La noche y la oscuridad son también territorios que se resisten a ser fijados en una definición. Su textura borrosa se compone de todo tipo de atmósferas, afectos, anhelos e historias huidizas, que buscan ensayar otras formas de relacionalidad, de deseo, de estar juntas. Las disidencias sexuales nocturnas no operan bajo la forma del adecuarse, del ser y del hacer, sino bajo las formas oscuras y sombrías del deshacer, de desarmar, de transgredir y de resistir.

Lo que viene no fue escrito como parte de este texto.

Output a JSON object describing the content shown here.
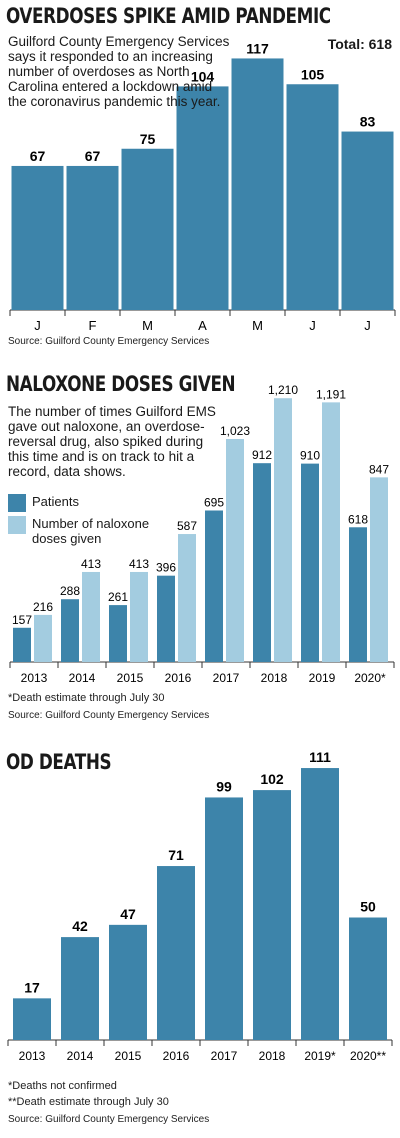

Caminar juntas por la noche ofrece múltiples posibilidades de encuentro: en un primer momento, el desconocimiento del entorno es acompañado por curiosidad y deseo por lo incierto. A continuación, la oscuridad se transforma en un espacio de lo común, donde transitan otros cuerpos que también se dirigen fascinados hacia la desconocida penumbra. Cuerpos que logran reconocerse con poca luz, cuerpos que se reconocen en la noche por esos «rastros, destellos, residuos y manchas». Cuerpos que necesitan de la oscuridad para resistir la monotonía de una vida estéril, cuerpos que necesitan de la noche para expresar la relación entre sus pensamientos, sus deseos y sus pulsiones de vida.

La noche como espacio de posibilidad para existir, para que otras vidas que no se cuentan durante el día, se cuenten, y como una estructura de sensaciones para aprehender sobre lo efímero y lo indómito. Su naturaleza profundamente andrógina, esquiva, incontrolable, experiencial y deseante hacen de lo nocturno un registro fugaz y residual que, como apuntaba José Esteban Muñoz, se compone de “una suerte de evidencias de lo que ha transpirado pero que ciertamente no son la cosa en sí misma”.

Una mirada voyeur, con poca luz, a oscuras, resuena con la misma fuerza que los túneles mitológicos que parecían conectar nuestro mundo con el de los difuntos, se abre un umbral. Lo que contemplamos, quizá, se trata de una de las más bellas —y por eso mismo, de las más terroríficas— recreaciones de la memoria. Mientras el fantasma, sumido en las sombras, se-da-a-ver, el ser humano, mediante el acto desesperado pero soberano de su mirada, acaricia cuerpos. Estructura la materialidad del cuerpo en la oscuridad y camina con él de la mano. De lo cual cabría deducir, contra todo pronostico, que lxs hijxs de la noche son hijxs del teatro, o como le gustaba decir a Jean Genet, hijxs del circo, y que no es en el sexo, sino en la oscuridad, en la poesía y en el robo, donde reside la dimensión pasional del amor marica

Escribir es quizás, un señuelo de la oscuridad, una extremidad de la noche.